SOCIÉTÉ

Les demandes de reconnaissance de filiation augmentent pour les enfants nés d'une GPA

Les demandes de reconnaissance de filiation augmentent pour les enfants nés d'une GPA
Publié le 05/01/2025 à 12:00

Bien que la GPA reste interdite en France, les évolutions récentes de la jurisprudence française et européenne permettent à un nombre croissant de parents français de faire reconnaître la filiation de leurs enfants nés d’une mère porteuse à l'étranger. Cette contradiction apparente, entre une législation restrictive et une pratique judiciaire qui se développe, fait dire à de nombreux experts que la loi française de bioéthique doit être revue, en tenant compte des réalités du terrain.

Malgré l’interdiction de la GPA en France, des centaines de familles françaises se tournent chaque année vers des pays où cette pratique est légale, comme le Canada, l’Ukraine ou certains États américains. S’il n’existe pas de données précises en France du fait de l’interdiction, les associations spécialisées considèrent généralement que, chaque année, entre 200 et 400 enfants naîtraient par GPA à l’étranger de parents français.

Les parents qui se lancent dans une GPA ne risquent pas de poursuites pénales à leur retour en France, a souligné Clélia Richard, avocate spécialisée en droit de la famille, lors d’un colloque organisé mardi 17 décembre à l’université Paris-Saclay. Durant cette journée, plusieurs experts ont fait le point sur les évolutions récentes en droit de la famille, à l’occasion du trentième anniversaire des lois de bioéthique, dont les premières versions ont été promulguées en 1994.
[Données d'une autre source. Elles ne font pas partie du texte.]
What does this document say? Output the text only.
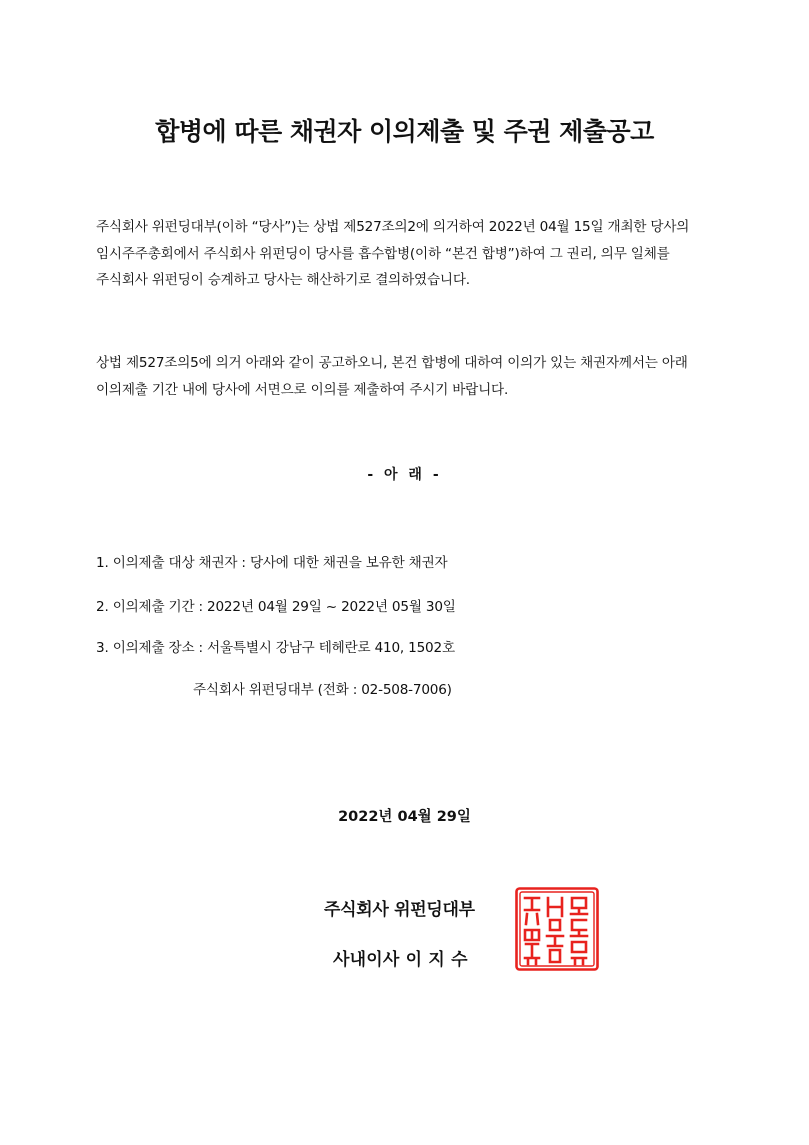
합병에 따른 채권자 이의제출 및 주권 제출공고
주식회사 위펀딩대부(이하 “당사”)는 상법 제527조의2에 의거하여 2022년 04월 15일 개최한 당사의
임시주주총회에서 주식회사 위펀딩이 당사를 흡수합병(이하 “본건 합병”)하여 그 권리, 의무 일체를
주식회사 위펀딩이 승계하고 당사는 해산하기로 결의하였습니다.
상법 제527조의5에 의거 아래와 같이 공고하오니, 본건 합병에 대하여 이의가 있는 채권자께서는 아래
이의제출 기간 내에 당사에 서면으로 이의를 제출하여 주시기 바랍니다.
- 아 래 -
1. 이의제출 대상 채권자 : 당사에 대한 채권을 보유한 채권자
2. 이의제출 기간 : 2022년 04월 29일 ~ 2022년 05월 30일
3. 이의제출 장소 : 서울특별시 강남구 테헤란로 410, 1502호
주식회사 위펀딩대부 (전화 : 02-508-7006)
2022년 04월 29일
주식회사 위펀딩대부
사내이사 이 지 수
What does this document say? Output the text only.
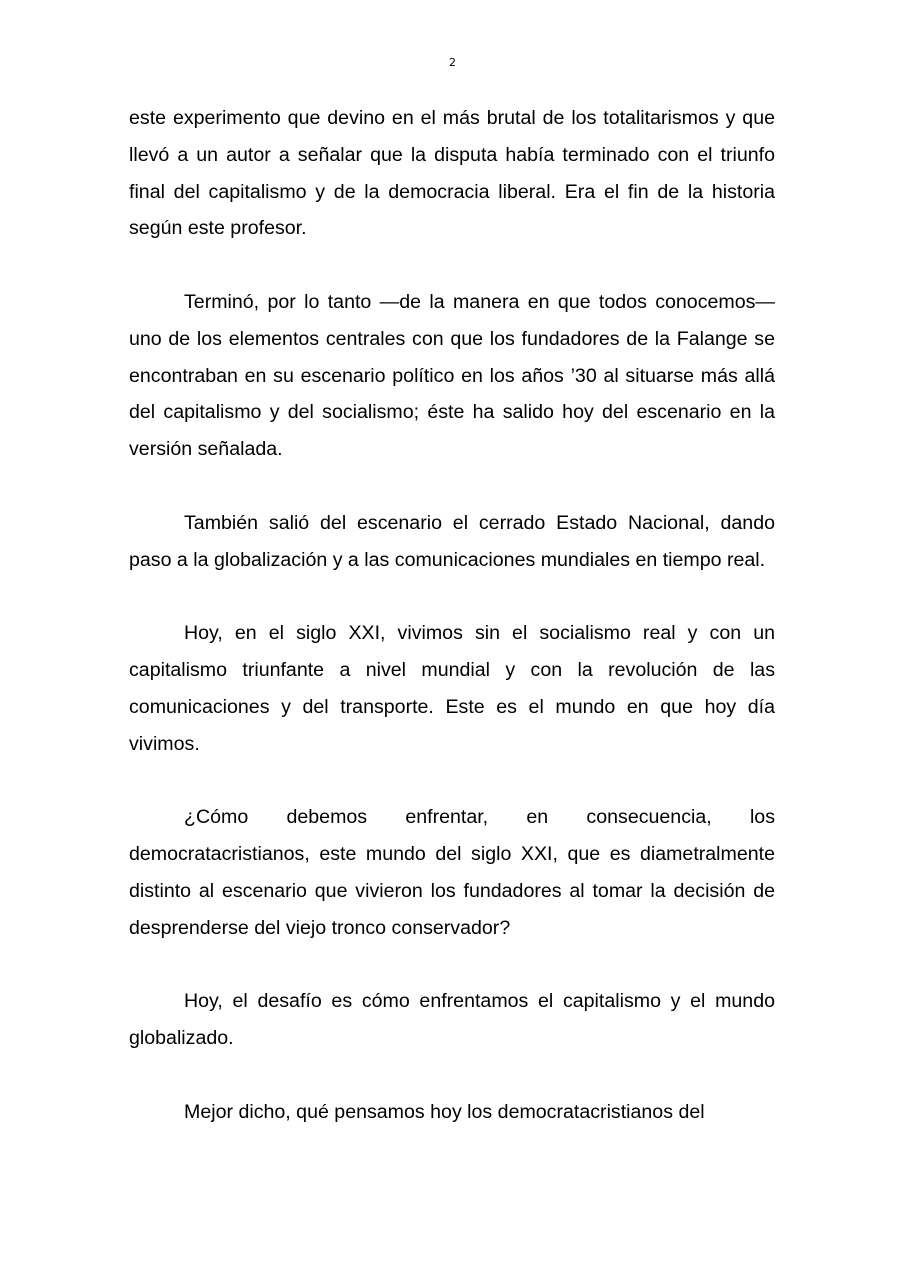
2

este experimento que devino en el más brutal de los totalitarismos y que llevó a un autor a señalar que la disputa había terminado con el triunfo final del capitalismo y de la democracia liberal. Era el fin de la historia según este profesor.

Terminó, por lo tanto —de la manera en que todos conocemos— uno de los elementos centrales con que los fundadores de la Falange se encontraban en su escenario político en los años ’30 al situarse más allá del capitalismo y del socialismo; éste ha salido hoy del escenario en la versión señalada.

También salió del escenario el cerrado Estado Nacional, dando paso a la globalización y a las comunicaciones mundiales en tiempo real.

Hoy, en el siglo XXI, vivimos sin el socialismo real y con un capitalismo triunfante a nivel mundial y con la revolución de las comunicaciones y del transporte. Este es el mundo en que hoy día vivimos.

¿Cómo debemos enfrentar, en consecuencia, los democratacristianos, este mundo del siglo XXI, que es diametralmente distinto al escenario que vivieron los fundadores al tomar la decisión de desprenderse del viejo tronco conservador?

Hoy, el desafío es cómo enfrentamos el capitalismo y el mundo globalizado.

Mejor dicho, qué pensamos hoy los democratacristianos del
Cette absence de poursuites judiciaires, à l’encontre des parents français ayant eu recours à la GPA, s’explique en droit pénal par le principe de réciprocité. Selon ce principe, un État n'applique pas ses lois pénales pour des actes commis à l'étranger, sauf si ceux-ci sont également punis dans le pays où ils ont été perpétrés. Pour le dire autrement, si un parent français a eu recours à une GPA dans un pays où cette pratique est légale, il ne peut pas être poursuivi à son retour en France, car il n’y a pas de réciprocité entre les deux systèmes juridiques (la GPA étant interdite en France, mais autorisée, par exemple, au Canada).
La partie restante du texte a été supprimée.